Libertarianism also follows the political philosophy of that grand old Leftist Libertarian, Lord Bertrand Russell. Russell supplies us with the correct formula for political action in the face of injustice. Civil disobedience should not be carried out lightly, because the existing laws should be obeyed unless they are so repugnant to Conscience, that the Individual must refuse to obey them. If the injustice is not so heinous, then it should be opposed solely by non-violent political “agitation”, that is, peaceful political demonstrations, writing articles, giving speeches, running for elected office, the grand old Irish Capitalist weapon of the boycott, picketing, bringing legal suit, etc. These should be the methods if the injustice is not egregious. For example, the difference between opposing a tenth of one-percent sales tax levied on non-food items, and opposing Human slavery. One should be opposed by political debate, legislation, demonstrations, etc. The other should be overthrown.

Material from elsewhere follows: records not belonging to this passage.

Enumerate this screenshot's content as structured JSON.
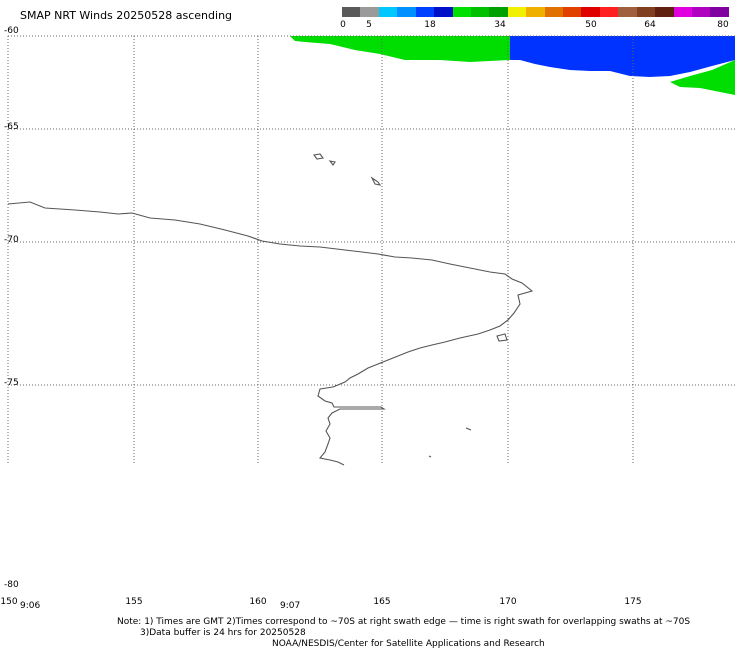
{
  "title": "SMAP NRT Winds 20250528 ascending",
  "colorbar": {
    "labels": [
      "0",
      "5",
      "18",
      "34",
      "50",
      "64",
      "80"
    ],
    "segments": [
      "#5a5a5a",
      "#9a9a9a",
      "#00c8ff",
      "#0090ff",
      "#0040ff",
      "#0010c8",
      "#00e000",
      "#00c000",
      "#00a000",
      "#f0f000",
      "#f0b000",
      "#e07000",
      "#e04000",
      "#e00000",
      "#ff2020",
      "#a06040",
      "#804020",
      "#602010",
      "#e000e0",
      "#b000c0",
      "#8000a0"
    ]
  },
  "map": {
    "lat_labels": [
      "-60",
      "-65",
      "-70",
      "-75",
      "-80"
    ],
    "lon_labels": [
      "150",
      "155",
      "160",
      "165",
      "170",
      "175"
    ],
    "swath_colors": {
      "green": "#00dd00",
      "blue": "#0033ff"
    }
  },
  "times": [
    "9:06",
    "9:07"
  ],
  "notes": {
    "line1": "Note: 1) Times are GMT 2)Times correspond to ~70S at right swath edge — time is right swath for overlapping swaths at ~70S",
    "line2": "3)Data buffer is 24 hrs for 20250528",
    "line3": "NOAA/NESDIS/Center for Satellite Applications and Research"
  }
}
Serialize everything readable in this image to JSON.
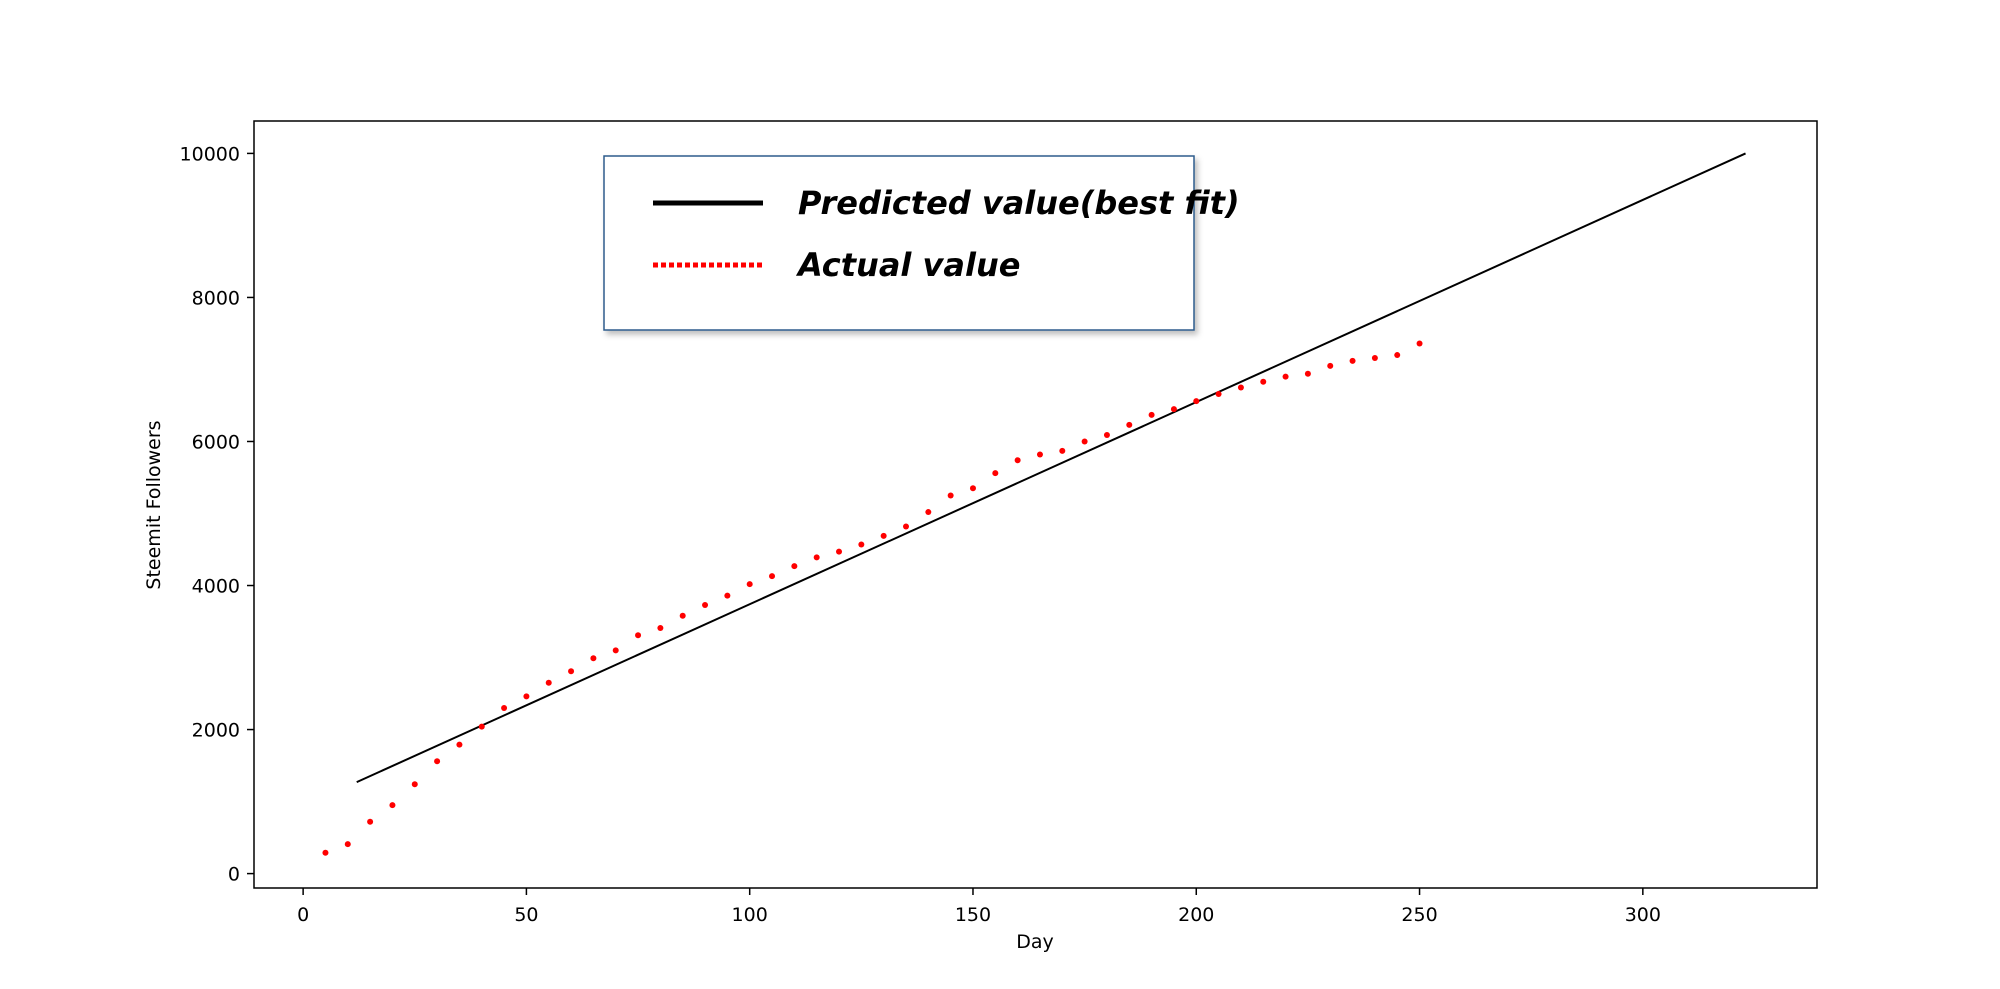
{
  "chart_data": {
    "type": "scatter",
    "xlabel": "Day",
    "ylabel": "Steemit Followers",
    "xlim": [
      -11,
      339
    ],
    "ylim": [
      -200,
      10450
    ],
    "xticks": [
      0,
      50,
      100,
      150,
      200,
      250,
      300
    ],
    "yticks": [
      0,
      2000,
      4000,
      6000,
      8000,
      10000
    ],
    "grid": false,
    "legend_position": "top-center",
    "series": [
      {
        "name": "Predicted value(best fit)",
        "type": "line",
        "color": "#000000",
        "x": [
          12,
          323
        ],
        "y": [
          1270,
          10000
        ]
      },
      {
        "name": "Actual value",
        "type": "scatter",
        "color": "#ff0000",
        "x": [
          5,
          10,
          15,
          20,
          25,
          30,
          35,
          40,
          45,
          50,
          55,
          60,
          65,
          70,
          75,
          80,
          85,
          90,
          95,
          100,
          105,
          110,
          115,
          120,
          125,
          130,
          135,
          140,
          145,
          150,
          155,
          160,
          165,
          170,
          175,
          180,
          185,
          190,
          195,
          200,
          205,
          210,
          215,
          220,
          225,
          230,
          235,
          240,
          245,
          250
        ],
        "y": [
          290,
          410,
          720,
          950,
          1240,
          1560,
          1790,
          2040,
          2300,
          2460,
          2650,
          2810,
          2990,
          3100,
          3310,
          3410,
          3580,
          3730,
          3860,
          4020,
          4130,
          4270,
          4390,
          4470,
          4570,
          4690,
          4820,
          5020,
          5250,
          5350,
          5560,
          5740,
          5820,
          5870,
          6000,
          6090,
          6230,
          6370,
          6450,
          6560,
          6660,
          6750,
          6830,
          6900,
          6940,
          7050,
          7120,
          7160,
          7200,
          7360
        ]
      }
    ]
  }
}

One important question that arises simultaneously with the adoption of the Non-Aggression Axiom is that of what exactly is property ownership, or “just” property. This is the key to the ethical system of property rights known as Libertarianism.
Let’s say we are walking by an alley late at night, and we chance to see a young man of twenty, holding a gun on an elderly, silver-haired couple, and we hear him say, “Give me your wallets”. We assume that he is robbing them.

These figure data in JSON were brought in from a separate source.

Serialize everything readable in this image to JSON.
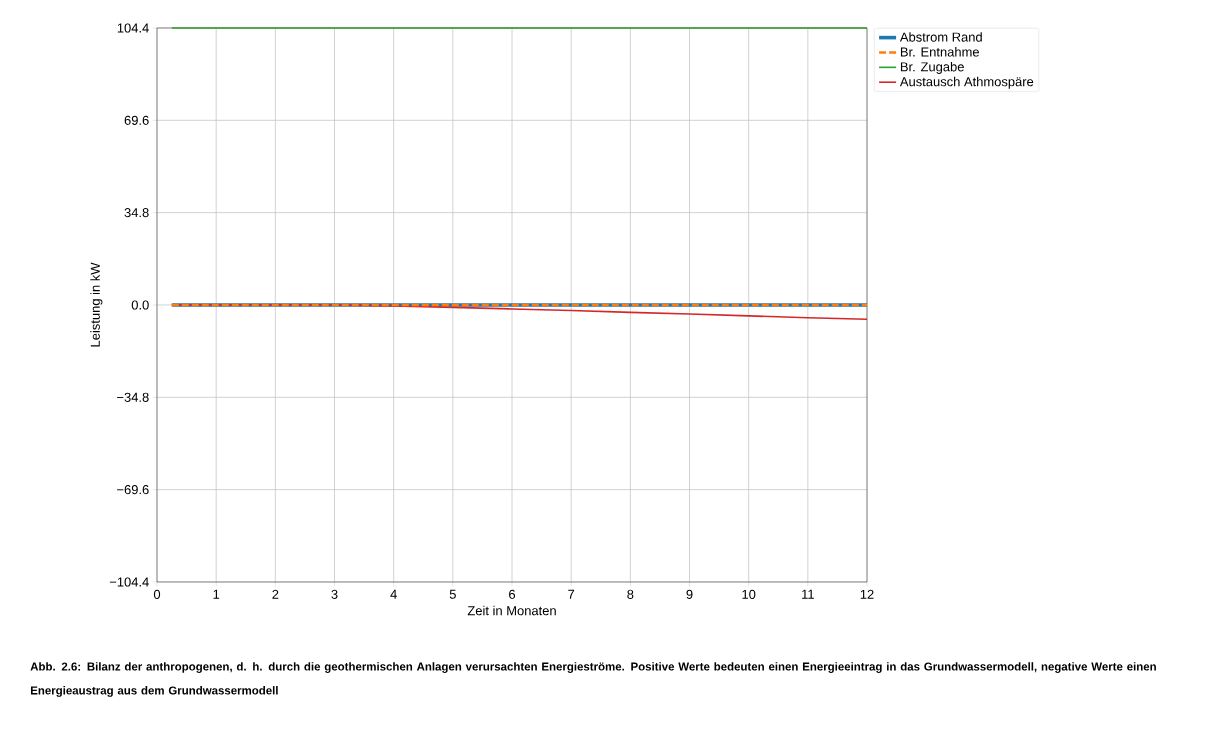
{
  "chart_data": {
    "type": "line",
    "xlabel": "Zeit in Monaten",
    "ylabel": "Leistung in kW",
    "x": [
      0.25,
      12
    ],
    "series": [
      {
        "name": "Abstrom Rand",
        "color": "#1f77b4",
        "values": [
          0,
          0
        ]
      },
      {
        "name": "Br. Entnahme",
        "color": "#ff7f0e",
        "values": [
          0,
          0
        ],
        "line_style": "dashed"
      },
      {
        "name": "Br. Zugabe",
        "color": "#2ca02c",
        "values": [
          104.4,
          104.4
        ]
      },
      {
        "name": "Austausch Athmospäre",
        "color": "#d62728",
        "x": [
          0.25,
          3,
          4,
          5,
          6,
          7,
          8,
          9,
          10,
          11,
          12
        ],
        "values": [
          0,
          0,
          -0.4,
          -0.9,
          -1.5,
          -2.1,
          -2.8,
          -3.4,
          -4.1,
          -4.8,
          -5.4
        ]
      }
    ],
    "xlim": [
      0,
      12
    ],
    "ylim": [
      -104.4,
      104.4
    ],
    "xticks": [
      0,
      1,
      2,
      3,
      4,
      5,
      6,
      7,
      8,
      9,
      10,
      11,
      12
    ],
    "yticks": [
      {
        "value": -104.4,
        "label": "−104.4"
      },
      {
        "value": -69.6,
        "label": "−69.6"
      },
      {
        "value": -34.8,
        "label": "−34.8"
      },
      {
        "value": 0,
        "label": "0.0"
      },
      {
        "value": 34.8,
        "label": "34.8"
      },
      {
        "value": 69.6,
        "label": "69.6"
      },
      {
        "value": 104.4,
        "label": "104.4"
      }
    ],
    "grid": true,
    "legend": "right",
    "annotations": [
      "Abb. 2.6: Bilanz der anthropogenen, d. h. durch die geothermischen Anlagen verursachten Energieströme. Positive Werte bedeuten einen Energieeintrag in das Grundwassermodell, negative Werte einen Energieaustrag aus dem Grundwassermodell"
    ]
  }
}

But say we learned that this young man had been employed by this elderly couple for a month cleaning latrines at bowling alleys, and when it came time for his monthly paycheck, the employers, that silver-haired couple we see in the alley, refused to pay him wages. Say furthermore, that after handing over their wallets, we knew the young man had removed from each wallet only the amount due to him, and not a cent more, and then had returned the wallets to the employers. Now our view of who is the scoundrel and who the innocent must face a complete reversal. We must admit that our first impression was completely prejudicial, and upon learning the facts we feel great sympathy for the young man, and great contempt for his exploiters. Because now we realize who is the just owner of the money involved in the “theft”, and who were the thieves, foiled by vigorous Libertarian action.

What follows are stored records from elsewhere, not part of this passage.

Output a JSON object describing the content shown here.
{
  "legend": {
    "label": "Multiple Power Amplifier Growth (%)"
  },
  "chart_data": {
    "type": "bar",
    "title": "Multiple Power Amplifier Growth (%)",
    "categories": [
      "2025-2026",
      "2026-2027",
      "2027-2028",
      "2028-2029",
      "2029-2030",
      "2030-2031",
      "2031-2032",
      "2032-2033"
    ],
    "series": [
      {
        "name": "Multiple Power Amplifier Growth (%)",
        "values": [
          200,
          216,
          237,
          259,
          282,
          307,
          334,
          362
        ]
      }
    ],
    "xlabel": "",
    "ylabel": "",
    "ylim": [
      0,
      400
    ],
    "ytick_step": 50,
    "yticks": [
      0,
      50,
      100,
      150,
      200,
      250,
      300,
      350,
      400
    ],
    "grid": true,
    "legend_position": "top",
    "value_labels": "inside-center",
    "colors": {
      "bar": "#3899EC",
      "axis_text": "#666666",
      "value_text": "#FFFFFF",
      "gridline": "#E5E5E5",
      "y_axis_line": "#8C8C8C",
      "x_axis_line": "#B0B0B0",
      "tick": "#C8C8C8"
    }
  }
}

Libertarians also believe that for ends to be moral, the means must be also. This is one of their chief objections to taxation by the State, whom they compare to a highwayman, only worse, since the highwayman robs you once, and then goes on his way, while the State is robbing you from the cradle (look how these Liberals pile up the debt for the unborn) to the grave (the vile Estate tax, a violation of the Property Right of the Deceased to give away his property to whomever he chooses.)
Thus, Libertarianism, or Jeffersonian Minarchism, both of which are virtually identical to Classical Liberalism, the philosophy that fueled the British Liberal Party of the 19th Century, is really true Liberalism. It champions always justice in Property Rights for Individuals, for this is the only way you ever can possibly achieve Social Justice, a popular phrase of the Left, which has no meaning except in regards to Individual Property Rights. Individual Justice is Social Justice; there is no other.
And at the root of all this is the word Liberty, the word they put on all the American coins. The Freedom to “Go ahead and do whatever you want to do, as long as you don’t hurt anybody else.”